Why blockchain exists - Performance Analysis
We want to understand how the work done by blockchain systems grows as more data or users join.
Specifically, how does the time to process transactions or add blocks change with size?
Analyze the time complexity of the following simplified blockchain block validation process.
function validateBlock(block, blockchain) {
for (let tx of block.transactions) {
if (!isValidTransaction(tx, blockchain)) {
return false;
}
}
return true;
}
function isValidTransaction(tx, blockchain) {
// Checks if transaction inputs are unspent
return blockchain.unspentOutputs.has(tx.input);
}
This code checks each transaction in a new block to make sure it is valid by looking up unspent outputs in the blockchain.
Look for loops or repeated checks in the code.
- Primary operation: Looping through each transaction in the block.
- How many times: Once per transaction in the block.
- Secondary operation: Checking if each transaction input is unspent, which is a quick lookup.

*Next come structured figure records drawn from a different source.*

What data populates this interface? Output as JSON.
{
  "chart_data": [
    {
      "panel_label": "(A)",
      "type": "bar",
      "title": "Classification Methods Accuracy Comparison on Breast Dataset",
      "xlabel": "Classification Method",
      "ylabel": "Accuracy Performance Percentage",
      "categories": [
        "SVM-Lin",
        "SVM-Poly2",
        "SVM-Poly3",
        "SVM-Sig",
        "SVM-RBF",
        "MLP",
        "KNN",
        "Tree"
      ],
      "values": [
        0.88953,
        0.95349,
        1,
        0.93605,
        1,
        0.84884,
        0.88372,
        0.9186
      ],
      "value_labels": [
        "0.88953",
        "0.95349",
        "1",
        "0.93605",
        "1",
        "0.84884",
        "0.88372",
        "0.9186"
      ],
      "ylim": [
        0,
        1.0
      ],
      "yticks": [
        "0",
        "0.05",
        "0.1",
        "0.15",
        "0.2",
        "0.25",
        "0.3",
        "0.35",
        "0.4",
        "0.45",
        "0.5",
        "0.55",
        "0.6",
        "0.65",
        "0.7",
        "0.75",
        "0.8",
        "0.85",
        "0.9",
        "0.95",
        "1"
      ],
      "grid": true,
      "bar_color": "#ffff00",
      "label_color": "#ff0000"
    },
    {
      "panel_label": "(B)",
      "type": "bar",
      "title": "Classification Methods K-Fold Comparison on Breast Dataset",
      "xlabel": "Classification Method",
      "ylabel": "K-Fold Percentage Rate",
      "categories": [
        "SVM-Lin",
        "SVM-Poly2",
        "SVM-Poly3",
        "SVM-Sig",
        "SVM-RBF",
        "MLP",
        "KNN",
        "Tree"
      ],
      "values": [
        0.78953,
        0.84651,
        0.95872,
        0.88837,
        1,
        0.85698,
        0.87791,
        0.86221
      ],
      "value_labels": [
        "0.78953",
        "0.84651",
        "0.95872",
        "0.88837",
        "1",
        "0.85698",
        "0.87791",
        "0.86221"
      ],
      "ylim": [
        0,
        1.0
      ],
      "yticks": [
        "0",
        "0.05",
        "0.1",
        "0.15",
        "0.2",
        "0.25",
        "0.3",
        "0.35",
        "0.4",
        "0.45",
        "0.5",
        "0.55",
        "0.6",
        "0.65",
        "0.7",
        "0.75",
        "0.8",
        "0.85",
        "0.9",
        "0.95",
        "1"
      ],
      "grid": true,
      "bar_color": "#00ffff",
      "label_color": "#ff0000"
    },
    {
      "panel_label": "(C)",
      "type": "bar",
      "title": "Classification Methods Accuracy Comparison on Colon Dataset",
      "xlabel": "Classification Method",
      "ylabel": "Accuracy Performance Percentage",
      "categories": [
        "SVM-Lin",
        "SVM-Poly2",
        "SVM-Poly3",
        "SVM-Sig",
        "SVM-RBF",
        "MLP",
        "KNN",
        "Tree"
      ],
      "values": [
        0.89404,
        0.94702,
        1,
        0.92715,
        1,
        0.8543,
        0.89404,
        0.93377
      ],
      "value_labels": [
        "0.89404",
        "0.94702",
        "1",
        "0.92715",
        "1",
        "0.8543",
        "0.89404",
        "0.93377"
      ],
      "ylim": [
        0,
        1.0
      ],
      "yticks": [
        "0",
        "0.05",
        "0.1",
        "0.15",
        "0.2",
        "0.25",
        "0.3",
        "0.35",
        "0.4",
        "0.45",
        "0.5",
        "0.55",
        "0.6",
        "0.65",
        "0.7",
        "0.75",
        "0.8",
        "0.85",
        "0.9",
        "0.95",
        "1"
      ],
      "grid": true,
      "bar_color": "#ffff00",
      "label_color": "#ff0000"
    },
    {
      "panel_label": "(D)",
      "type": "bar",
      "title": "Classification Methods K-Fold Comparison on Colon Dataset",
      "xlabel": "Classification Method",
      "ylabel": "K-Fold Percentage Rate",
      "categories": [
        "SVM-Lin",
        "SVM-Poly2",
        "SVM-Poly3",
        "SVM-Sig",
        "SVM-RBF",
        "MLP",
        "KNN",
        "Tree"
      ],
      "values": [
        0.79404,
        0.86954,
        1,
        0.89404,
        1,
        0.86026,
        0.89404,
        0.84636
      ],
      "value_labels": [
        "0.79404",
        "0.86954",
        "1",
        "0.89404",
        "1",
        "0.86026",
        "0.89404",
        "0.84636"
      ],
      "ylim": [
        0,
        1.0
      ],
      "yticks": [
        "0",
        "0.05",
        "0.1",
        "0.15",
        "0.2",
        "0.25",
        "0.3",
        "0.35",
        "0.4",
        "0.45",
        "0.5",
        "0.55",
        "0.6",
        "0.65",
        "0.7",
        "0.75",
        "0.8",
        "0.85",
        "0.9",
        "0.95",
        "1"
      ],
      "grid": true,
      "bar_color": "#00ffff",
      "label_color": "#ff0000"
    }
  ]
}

As the number of transactions in a block grows, the time to validate grows too.
| Input Size (n) | Approx. Operations |
|---|---|
| 10 | 10 transaction checks |
| 100 | 100 transaction checks |
| 1000 | 1000 transaction checks |
Pattern observation: The work grows directly with the number of transactions; doubling transactions doubles the work.
Time Complexity: O(n)
This means the time to validate a block grows in a straight line with the number of transactions it contains.
[X] Wrong: "Validating a block takes the same time no matter how many transactions it has."
[OK] Correct: Each transaction must be checked, so more transactions mean more work and more time.
Understanding how blockchain validation time grows helps you explain system limits and design choices clearly.
"What if the blockchain stored unspent outputs in a more complex data structure? How would that affect validation time?"